Weskoppies Hospital accounted for 426 incidents, Mamelodi Hospital (219), and Kalafong Hospital in Atteridgeville (200).
Smaller facilities also reported concerning numbers: Jubilee Hospital in Hammanskraal (47), Odi Hospital in Mabopane (38), Pretoria West Hospital (51), Cullinan Rehab Centre (69), Bronkhorstspruit Hospital (13), and Tshwane Rehab Hospital (13).
Despite thousands of adverse events across the district, only 55 disciplinary actions were recorded province-wide, highlighting a serious gap in accountability.
“Patients should be healed in hospitals, not suffer injury or death due to poor care,” said Dr Jack Bloom, DA Gauteng Shadow MEC for Health.
He added that many of these incidents could have been avoided with proper staffing, equipment, and oversight.
MEC of Health Nomantu Nkomo-Ralehoko explained in a letter on questions asked by Bloom in the Provincial Legislature that SAEs can arise from a wide range of causes. These include clinical procedures, medication and intravenous fluid errors, healthcare-associated infections, laboratory or pathology mistakes, infrastructure failures, patient accidents, and pressure ulcers acquired during or after admission.

Administrative and behavioural factors may also contribute.
She said to mitigate these risks, the department recommends adopting a culture of risk assessment, hazard identification, and consequence management for staff involved in SAEs.

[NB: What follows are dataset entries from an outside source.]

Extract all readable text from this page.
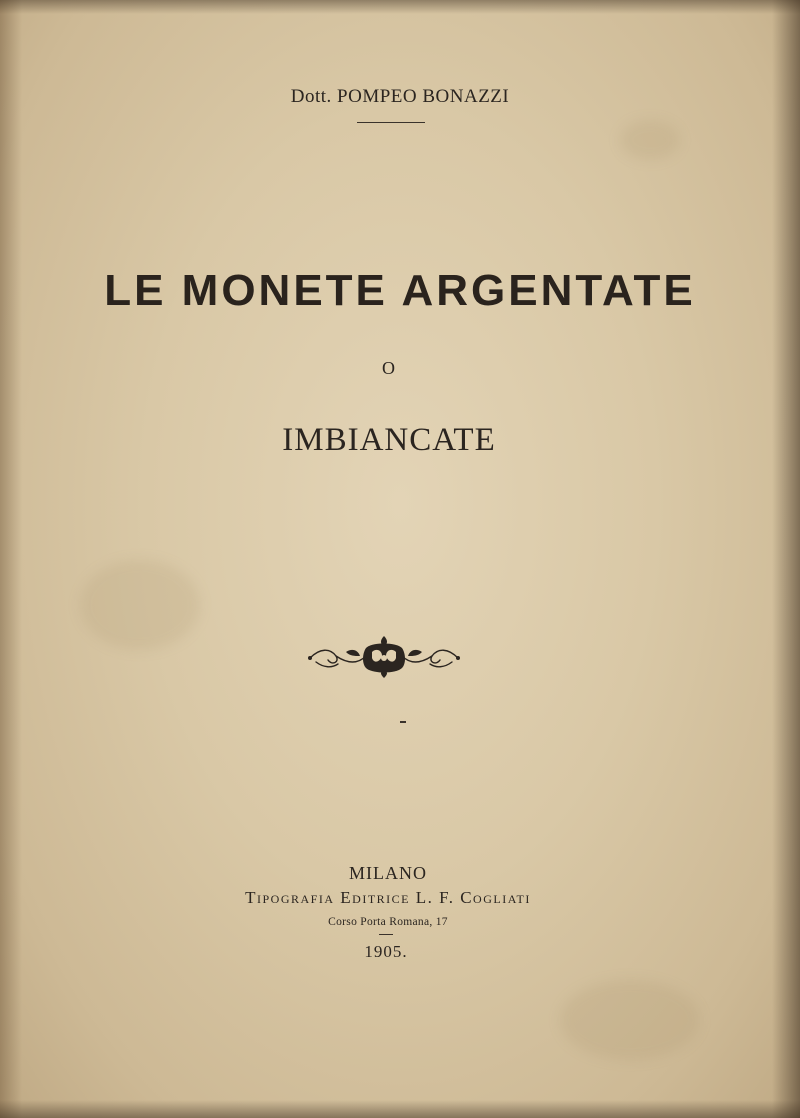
Dott. POMPEO BONAZZI
LE MONETE ARGENTATE
O
IMBIANCATE
MILANO
Tipografia Editrice L. F. Cogliati
Corso Porta Romana, 17
1905.
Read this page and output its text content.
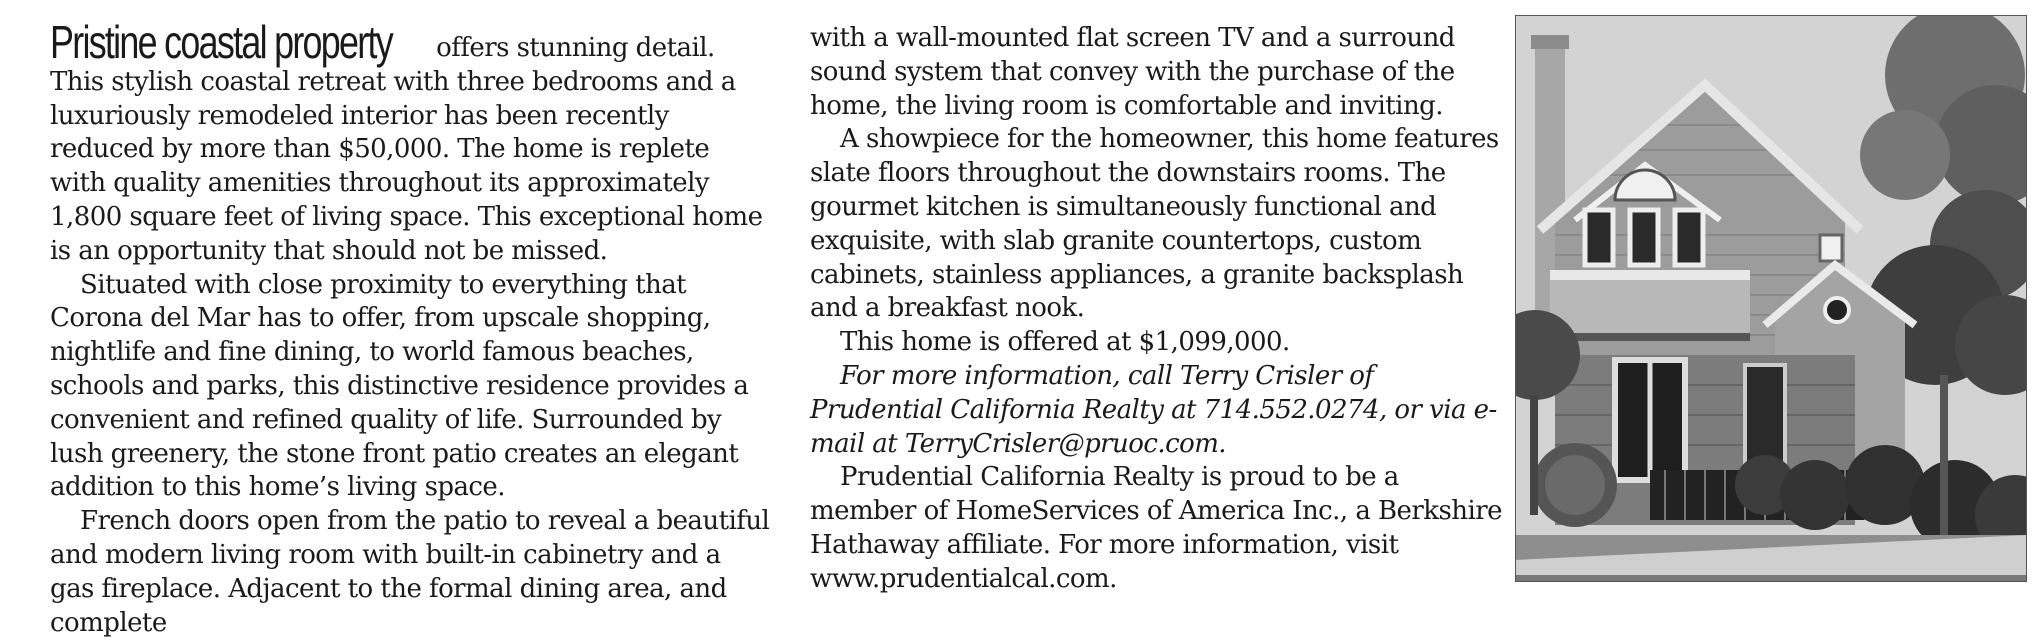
Pristine coastal property offers stunning detail. This stylish coastal retreat with three bedrooms and a luxuriously remodeled interior has been recently reduced by more than $50,000. The home is replete with quality amenities throughout its approximately 1,800 square feet of living space. This exceptional home is an opportunity that should not be missed.

Situated with close proximity to everything that Corona del Mar has to offer, from upscale shopping, nightlife and fine dining, to world famous beaches, schools and parks, this distinctive residence provides a convenient and refined quality of life. Surrounded by lush greenery, the stone front patio creates an elegant addition to this home’s living space.

French doors open from the patio to reveal a beautiful and modern living room with built-in cabinetry and a gas fireplace. Adjacent to the formal dining area, and complete

with a wall-mounted flat screen TV and a surround sound system that convey with the purchase of the home, the living room is comfortable and inviting.

A showpiece for the homeowner, this home features slate floors throughout the downstairs rooms. The gourmet kitchen is simultaneously functional and exquisite, with slab granite countertops, custom cabinets, stainless appliances, a granite backsplash and a breakfast nook.

This home is offered at $1,099,000.

For more information, call Terry Crisler of Prudential California Realty at 714.552.0274, or via e-mail at TerryCrisler@pruoc.com.

Prudential California Realty is proud to be a member of HomeServices of America Inc., a Berkshire Hathaway affiliate. For more information, visit www.prudentialcal.com.
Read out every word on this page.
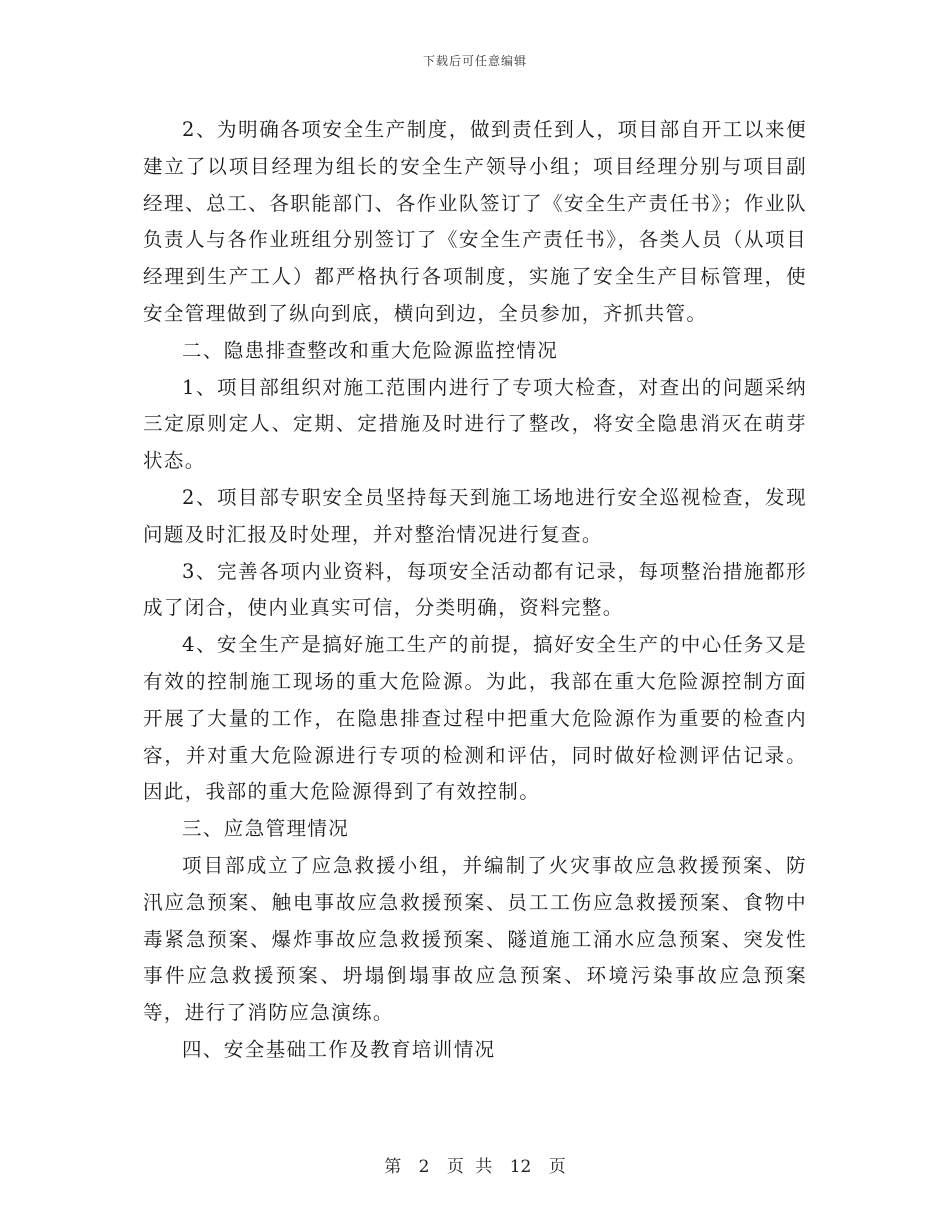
下载后可任意编辑

2、为明确各项安全生产制度，做到责任到人，项目部自开工以来便建立了以项目经理为组长的安全生产领导小组；项目经理分别与项目副经理、总工、各职能部门、各作业队签订了《安全生产责任书》；作业队负责人与各作业班组分别签订了《安全生产责任书》，各类人员（从项目经理到生产工人）都严格执行各项制度，实施了安全生产目标管理，使安全管理做到了纵向到底，横向到边，全员参加，齐抓共管。

二、隐患排查整改和重大危险源监控情况

1、项目部组织对施工范围内进行了专项大检查，对查出的问题采纳三定原则定人、定期、定措施及时进行了整改，将安全隐患消灭在萌芽状态。

2、项目部专职安全员坚持每天到施工场地进行安全巡视检查，发现问题及时汇报及时处理，并对整治情况进行复查。

3、完善各项内业资料，每项安全活动都有记录，每项整治措施都形成了闭合，使内业真实可信，分类明确，资料完整。

4、安全生产是搞好施工生产的前提，搞好安全生产的中心任务又是有效的控制施工现场的重大危险源。为此，我部在重大危险源控制方面开展了大量的工作，在隐患排查过程中把重大危险源作为重要的检查内容，并对重大危险源进行专项的检测和评估，同时做好检测评估记录。因此，我部的重大危险源得到了有效控制。

三、应急管理情况

项目部成立了应急救援小组，并编制了火灾事故应急救援预案、防汛应急预案、触电事故应急救援预案、员工工伤应急救援预案、食物中毒紧急预案、爆炸事故应急救援预案、隧道施工涌水应急预案、突发性事件应急救援预案、坍塌倒塌事故应急预案、环境污染事故应急预案等，进行了消防应急演练。

四、安全基础工作及教育培训情况

第 2 页 共 12 页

Staff are to receive training and reorientation to close skills gaps, and standard operating procedures are being developed or updated.
She confirmed in the letter that hospital management is expected to conduct regular quality walkabouts, audits, and ward rounds to identify and address shortcomings.

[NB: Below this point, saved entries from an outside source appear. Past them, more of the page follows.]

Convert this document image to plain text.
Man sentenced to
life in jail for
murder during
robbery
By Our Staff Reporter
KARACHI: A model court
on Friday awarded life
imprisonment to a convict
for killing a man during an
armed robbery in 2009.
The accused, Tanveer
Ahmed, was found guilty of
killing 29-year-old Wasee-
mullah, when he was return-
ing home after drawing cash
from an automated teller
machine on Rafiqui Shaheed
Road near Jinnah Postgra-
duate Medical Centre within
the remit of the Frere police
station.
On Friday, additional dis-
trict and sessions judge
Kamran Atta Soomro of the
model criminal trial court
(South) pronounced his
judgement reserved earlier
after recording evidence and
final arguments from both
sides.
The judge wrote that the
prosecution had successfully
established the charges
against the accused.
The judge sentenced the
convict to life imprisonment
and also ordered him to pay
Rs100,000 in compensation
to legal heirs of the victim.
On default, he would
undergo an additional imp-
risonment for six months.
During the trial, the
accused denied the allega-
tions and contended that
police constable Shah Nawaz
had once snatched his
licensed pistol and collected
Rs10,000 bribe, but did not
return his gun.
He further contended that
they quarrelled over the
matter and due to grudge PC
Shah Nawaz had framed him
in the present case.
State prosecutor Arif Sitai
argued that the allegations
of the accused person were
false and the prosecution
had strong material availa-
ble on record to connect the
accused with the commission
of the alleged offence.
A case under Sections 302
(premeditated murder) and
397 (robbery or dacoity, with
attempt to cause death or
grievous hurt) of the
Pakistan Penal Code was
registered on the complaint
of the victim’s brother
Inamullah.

However, the rise in SAEs indicates that these measures are insufficient, according to Bloom.
Bloom believes hospitals in Pretoria must improve their management practices, address staff and equipment shortages, and enforce disciplinary measures to prevent avoidable patient harm.
He called for urgent interventions at hospitals with disproportionately high SAE numbers.
Patient safety advocates stress that hospitals must be places of healing, not injury, confirmed Bloom.
“Public confidence depends on visible improvements in care quality and outcomes,” he said.
He emphasised the need for proactive monitoring, accountability, and strategic investment to prevent further incidents.
He pointed out that the SAEs figures from Pretoria hospitals, as well as province-wide, show a clear pattern: a small number of facilities account for the majority of patient harm.
“Immediate action is required to ensure that patients entering these hospitals receive safe and effective care. Without meaningful reforms, preventable injuries and deaths will continue to undermine trust in Gauteng’s public healthcare system,” he commented.